Propylene glycol and vegetable glycerin are the main ingredients found in E-cigarettes, and a recent study has found these to be toxic to the cells in our bodies. They also contain other dangerous chemicals which have been linked to cardiovascular diseases, acute lung injury, COPD, even asthma, and lung cancer.
The FDA has not found any of the e-cigarettes to be safe, and there is no credible evidence that these help in quitting smoking.
There is an unfounded myth that cigars are safer than cigarettes. In fact, cigars contain the same toxic chemicals, and a single cigar can contain as much tobacco as an entire pack of cigarettes. Cigar smoking has similar harmful effects as cigarette smoking - it has been linked to cancers of the lung, esophagus, and larynx, and also to chronic lung diseases such as chronic bronchitis and COPD.
Many believe cannabis to be "natural" and "better for you" than tobacco. The science, however, is somewhat mixed.
Despite being the world's most widely-used illicit drug, there hasn't been a ton of research into marijuana's effects on respiratory health. There is evidence to suggest that smoking marijuana results in a greater respiratory burden of carbon monoxide and tar than smoking similar quantities of tobacco. There are consistent findings associating cannabis smoke with large airway inflammation, symptoms of bronchitis, increased airway resistance, and lung hyperinflation. But more research is needed to better understand the differences between how cannabis smoke and cigarette smoke affect your lungs.
Some sweetened and flavored nontobacco products are sold for use in hookahs. Still, studies of tobacco-based shisha and "herbal" shisha have confirmed that smoke from both preparations contains carbon monoxide and other toxic agents known to increase the risks for smoking-related cancers, heart disease, and lung disease.
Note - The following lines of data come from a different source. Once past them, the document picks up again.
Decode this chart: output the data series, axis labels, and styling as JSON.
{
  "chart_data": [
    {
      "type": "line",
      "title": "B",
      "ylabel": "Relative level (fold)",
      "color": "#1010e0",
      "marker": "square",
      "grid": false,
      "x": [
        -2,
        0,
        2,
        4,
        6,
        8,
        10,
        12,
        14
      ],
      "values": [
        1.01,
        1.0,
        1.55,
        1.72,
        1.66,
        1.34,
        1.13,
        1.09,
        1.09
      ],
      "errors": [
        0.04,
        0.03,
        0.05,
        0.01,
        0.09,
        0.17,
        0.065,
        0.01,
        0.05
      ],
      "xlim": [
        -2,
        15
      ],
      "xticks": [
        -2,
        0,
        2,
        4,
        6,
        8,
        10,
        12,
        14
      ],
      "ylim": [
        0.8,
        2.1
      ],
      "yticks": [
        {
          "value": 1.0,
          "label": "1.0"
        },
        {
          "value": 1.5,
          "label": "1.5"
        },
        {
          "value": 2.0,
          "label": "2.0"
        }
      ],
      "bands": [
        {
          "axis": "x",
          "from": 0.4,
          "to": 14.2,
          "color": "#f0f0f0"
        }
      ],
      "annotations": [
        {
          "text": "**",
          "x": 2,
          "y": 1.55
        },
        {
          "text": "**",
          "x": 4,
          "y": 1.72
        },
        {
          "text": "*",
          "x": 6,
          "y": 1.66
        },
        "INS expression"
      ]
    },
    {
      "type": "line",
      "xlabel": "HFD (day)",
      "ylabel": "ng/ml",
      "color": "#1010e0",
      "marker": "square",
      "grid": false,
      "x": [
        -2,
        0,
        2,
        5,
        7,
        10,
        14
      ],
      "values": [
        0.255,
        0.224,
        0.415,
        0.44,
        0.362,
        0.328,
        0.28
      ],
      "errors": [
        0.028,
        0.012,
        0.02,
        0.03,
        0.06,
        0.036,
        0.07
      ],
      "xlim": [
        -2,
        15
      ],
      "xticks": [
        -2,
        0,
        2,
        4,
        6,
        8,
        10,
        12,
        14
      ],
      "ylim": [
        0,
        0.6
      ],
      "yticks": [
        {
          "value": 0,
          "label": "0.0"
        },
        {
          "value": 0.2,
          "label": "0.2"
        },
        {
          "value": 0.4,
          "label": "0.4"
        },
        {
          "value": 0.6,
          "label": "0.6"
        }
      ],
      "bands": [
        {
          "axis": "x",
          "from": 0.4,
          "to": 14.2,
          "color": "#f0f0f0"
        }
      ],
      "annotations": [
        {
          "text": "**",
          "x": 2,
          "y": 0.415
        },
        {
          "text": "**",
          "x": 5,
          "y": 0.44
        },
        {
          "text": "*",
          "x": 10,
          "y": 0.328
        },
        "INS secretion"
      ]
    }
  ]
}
The main difference between hookah and cigarettes is that the tobacco in hookah is released through charcoal heated air, which in turn releases other dangerous substances like carbon monoxide. A hookah session can involve 100 to 200 puffs of smoke, which means smokers actually inhale up to 1.7 times the nicotine and nine times the carbon monoxide as a single cigarette.
So not all smokes are created equal – but all smoke carries health risks.
If you or any of your loved ones want to be free from smoking, the American Lung organization has scientifically proven programs that can be of help.